As you point out, depending on the application if you really want to generate points inside of the pyramid, then a constructive approach would be very nice.

on 26 Jun 2019
Edited by Jon

### Jon (view profile)

on 26 Jun 2019

Hi Musa,
You can first define your pyramid as an alphaShape, for example:
P = alphaShape([0 1 -1 1]',[0 1 -1 -1]',[1 0 0 0]')
Note the arguments to alphaShape are the x coordinates of each vertex, the y coordinates of each vertex and the z coordinates of each vertex.
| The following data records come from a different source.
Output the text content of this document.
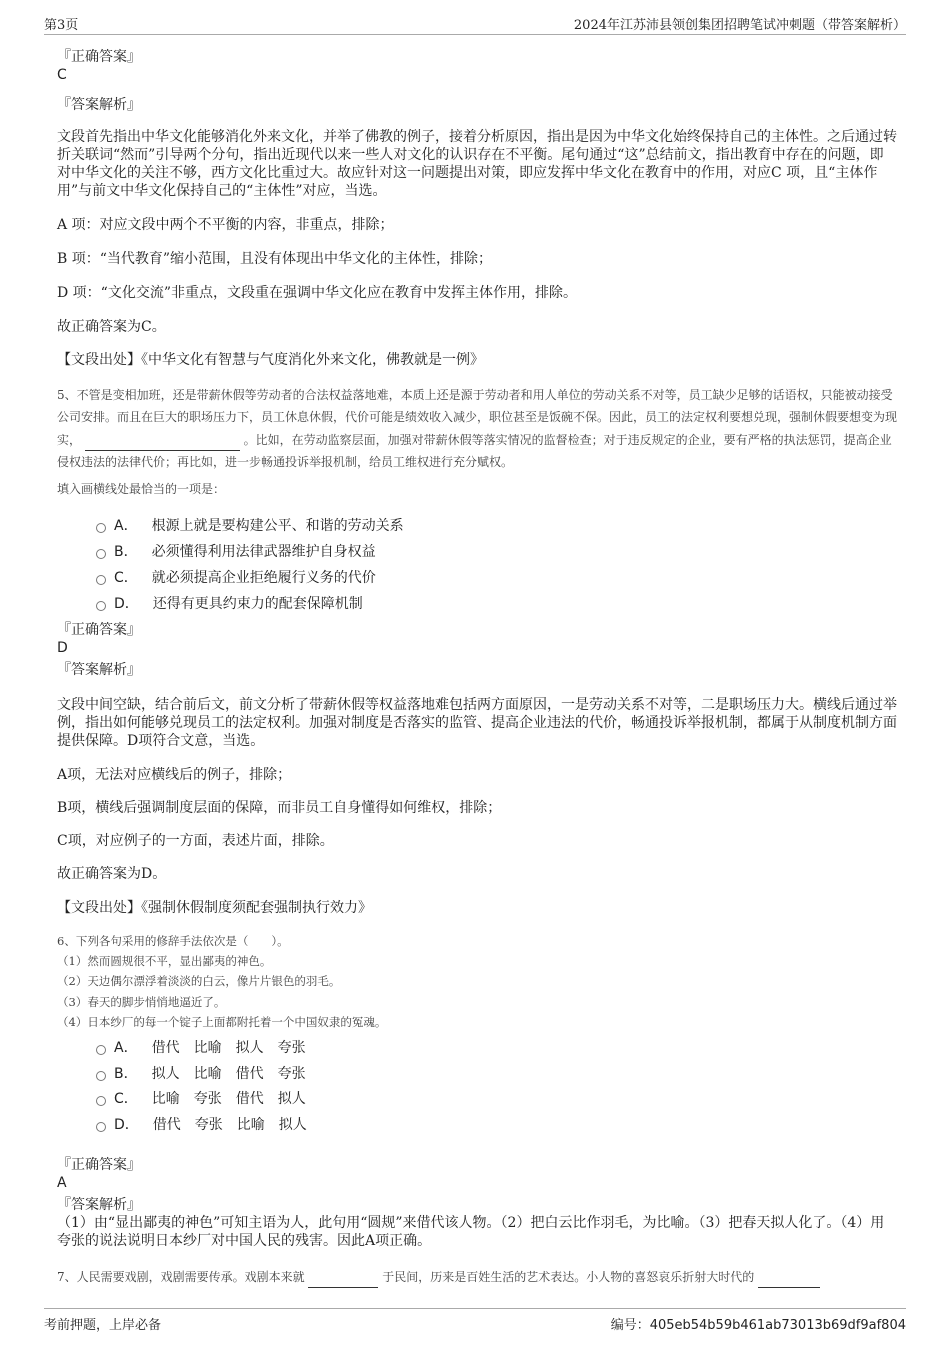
第3页	2024年江苏沛县领创集团招聘笔试冲刺题（带答案解析）
『正确答案』
C
『答案解析』
文段首先指出中华文化能够消化外来文化，并举了佛教的例子，接着分析原因，指出是因为中华文化始终保持自己的主体性。之后通过转折关联词“然而”引导两个分句，指出近现代以来一些人对文化的认识存在不平衡。尾句通过“这”总结前文，指出教育中存在的问题，即对中华文化的关注不够，西方文化比重过大。故应针对这一问题提出对策，即应发挥中华文化在教育中的作用，对应C 项，且“主体作用”与前文中华文化保持自己的“主体性”对应，当选。
A 项：对应文段中两个不平衡的内容，非重点，排除；
B 项：“当代教育”缩小范围，且没有体现出中华文化的主体性，排除；
D 项：“文化交流”非重点，文段重在强调中华文化应在教育中发挥主体作用，排除。
故正确答案为C。
【文段出处】《中华文化有智慧与气度消化外来文化，佛教就是一例》
5、不管是变相加班，还是带薪休假等劳动者的合法权益落地难，本质上还是源于劳动者和用人单位的劳动关系不对等，员工缺少足够的话语权，只能被动接受公司安排。而且在巨大的职场压力下，员工休息休假，代价可能是绩效收入减少，职位甚至是饭碗不保。因此，员工的法定权利要想兑现，强制休假要想变为现实，	。比如，在劳动监察层面，加强对带薪休假等落实情况的监督检查；对于违反规定的企业，要有严格的执法惩罚，提高企业侵权违法的法律代价；再比如，进一步畅通投诉举报机制，给员工维权进行充分赋权。
填入画横线处最恰当的一项是：
A． 根源上就是要构建公平、和谐的劳动关系
B． 必须懂得利用法律武器维护自身权益
C． 就必须提高企业拒绝履行义务的代价
D． 还得有更具约束力的配套保障机制
『正确答案』
D
『答案解析』
文段中间空缺，结合前后文，前文分析了带薪休假等权益落地难包括两方面原因，一是劳动关系不对等，二是职场压力大。横线后通过举例，指出如何能够兑现员工的法定权利。加强对制度是否落实的监管、提高企业违法的代价，畅通投诉举报机制，都属于从制度机制方面提供保障。D项符合文意，当选。
A项，无法对应横线后的例子，排除；
B项，横线后强调制度层面的保障，而非员工自身懂得如何维权，排除；
C项，对应例子的一方面，表述片面，排除。
故正确答案为D。
【文段出处】《强制休假制度须配套强制执行效力》
6、下列各句采用的修辞手法依次是（　　）。
（1）然而圆规很不平，显出鄙夷的神色。
（2）天边偶尔漂浮着淡淡的白云，像片片银色的羽毛。
（3）春天的脚步悄悄地逼近了。
（4）日本纱厂的每一个锭子上面都附托着一个中国奴隶的冤魂。
A． 借代 比喻 拟人 夸张
B． 拟人 比喻 借代 夸张
C． 比喻 夸张 借代 拟人
D． 借代 夸张 比喻 拟人
『正确答案』
A
『答案解析』
（1）由“显出鄙夷的神色”可知主语为人，此句用“圆规”来借代该人物。（2）把白云比作羽毛，为比喻。（3）把春天拟人化了。（4）用夸张的说法说明日本纱厂对中国人民的残害。因此A项正确。
7、人民需要戏剧，戏剧需要传承。戏剧本来就	于民间，历来是百姓生活的艺术表达。小人物的喜怒哀乐折射大时代的
考前押题，上岸必备	编号：405eb54b59b461ab73013b69df9af804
Note they have to be column vectors, that is why I applied the transpose ' operator.
You can then use alphaShape's inShape method to test if a point is inside the pyramid
for example the point [0.5, 0.5 0.5] is in the interior, you can test this using
isInside = inShape(P,[0.5,0.5,0.5])
which returns true
and the point [0.5, 0.5, 3] is not in the interior
so you can test this using
isInside = inShape(P,[0.5,0.5,3])
which returns false

Jon

### Jon (view profile)

on 27 Jun 2019
I took a quick look, but the Mathworks does not seem to provide any readily available documentation of the algorithm used by the inShape method of their alphaShape class.
For the special case of a tetrahedron (pyramid) I'm sure there are many approaches to determine whether a point is in the interior.
In case it is helpful, I will try to provide a further explanation for the idea behind some of the approaches which were more succintly presented in the link above.
First some background. Given a point, p, and plane P, an algebraic sign can be assigned to the outward normal from the plane to the point. One way to do this is using the vector cross product. So given a point p and plane P the point is either on one side of the plane or the other and it can be assigned a value of 1 or -1.
Now to determine if a point p is in the interior, we start at one of the four faces (planes) and determine if the point p is on the same side of the face as the remaining vertex, (the vertex that is not in the face) We repeat this for all four faces. If the point is on the same side as the remaining vertex for all four faces then it on the inside, otherwise it is not on the inside.